Webbots, Spiders, and Screen Scrapers - Michael Schrenk [92]
There are two types of cookies. Temporary cookies are stored in RAM and expire when the client closes his or her browser; permanent cookies live on the client's hard drive and exist until they reach their expiration date (which may be so far into the future that they'll outlive the computer they're on). For example, consider the script in Listing 22-1, which writes one temporary cookie and one permanent cookie that expires in one hour.
# Set cookie that expires when browser closes
setcookie ("TemporaryCookie", "66");
# Set cookie that expires in one hour
setcookie ("PermanentCookie", "88", time() + 3600);
Listing 22-1: Setting permanent and temporary cookies with PHP
Listing 22-1 shows the cookies' names, values, and expiration dates, if required. Figure 22-1 and Figure 22-2 show how the cookies written by the script in Listing 22-1 appear in the privacy settings of a browser.
Figure 22-1. A temporary cookie written from http://www.schrenk.com, with a value of 66
Figure 22-2. A permanent cookie written from http://www.schrenk.com, with a value of 88
Browsers and webservers exchange cookies in HTTP headers. When a browser requests a web page from a webserver, it looks to see if it has any cookies previously stored by that web page's domain. If it finds any, it will send those cookies to the webserver in the HTTP header of the fetch request. When you execute the cURL command in Figure 22-3, you can see the cookies as they appear in the returned header.

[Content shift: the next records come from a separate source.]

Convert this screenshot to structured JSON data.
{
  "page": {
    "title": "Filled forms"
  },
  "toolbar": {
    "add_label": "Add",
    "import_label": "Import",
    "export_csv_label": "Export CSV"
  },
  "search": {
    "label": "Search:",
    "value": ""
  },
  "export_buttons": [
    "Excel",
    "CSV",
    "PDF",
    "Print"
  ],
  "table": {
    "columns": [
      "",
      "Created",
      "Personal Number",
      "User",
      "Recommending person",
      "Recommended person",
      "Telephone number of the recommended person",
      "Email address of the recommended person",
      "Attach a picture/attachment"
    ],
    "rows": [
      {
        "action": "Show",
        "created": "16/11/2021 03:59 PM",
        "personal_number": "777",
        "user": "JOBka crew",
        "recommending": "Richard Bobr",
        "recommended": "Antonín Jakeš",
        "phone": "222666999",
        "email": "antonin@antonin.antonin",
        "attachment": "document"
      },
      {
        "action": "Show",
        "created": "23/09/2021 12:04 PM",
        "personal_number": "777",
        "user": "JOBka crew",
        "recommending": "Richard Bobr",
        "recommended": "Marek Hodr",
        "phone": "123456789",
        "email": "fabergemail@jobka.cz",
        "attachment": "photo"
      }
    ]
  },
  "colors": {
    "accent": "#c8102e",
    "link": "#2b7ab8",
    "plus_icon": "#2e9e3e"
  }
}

Figure 22-3. Cookies as they appear in the HTTP header sent by the server
A browser will never modify a cookie unless it expires or unless the user erases it using the browser's privacy settings. Servers, however, may write new information to cookies every time they deliver a web page. These new cookie values are then passed to the web browser in the HTTP header, along with the requested web page. According to the specification, a browser will only expose cookies to the domain that wrote them. Webbots, however, are not bound by these rules and can manipulate cookies as needed.
PHP/CURL and Cookies
You can write webbots that support cookies without using PHP/CURL, but doing so adds to the complexity of your designs. Without PHP/CURL, you'll have to read each returned HTTP header, parse the cookies, and store them for later use. You will also have to decide which cookies to send to which domains, manage expiration dates, and return everything correctly in headers of page requests. PHP/CURL does all this for you, automatically. Even with PHP/CURL, however, cookies pose challenges to webbot designers.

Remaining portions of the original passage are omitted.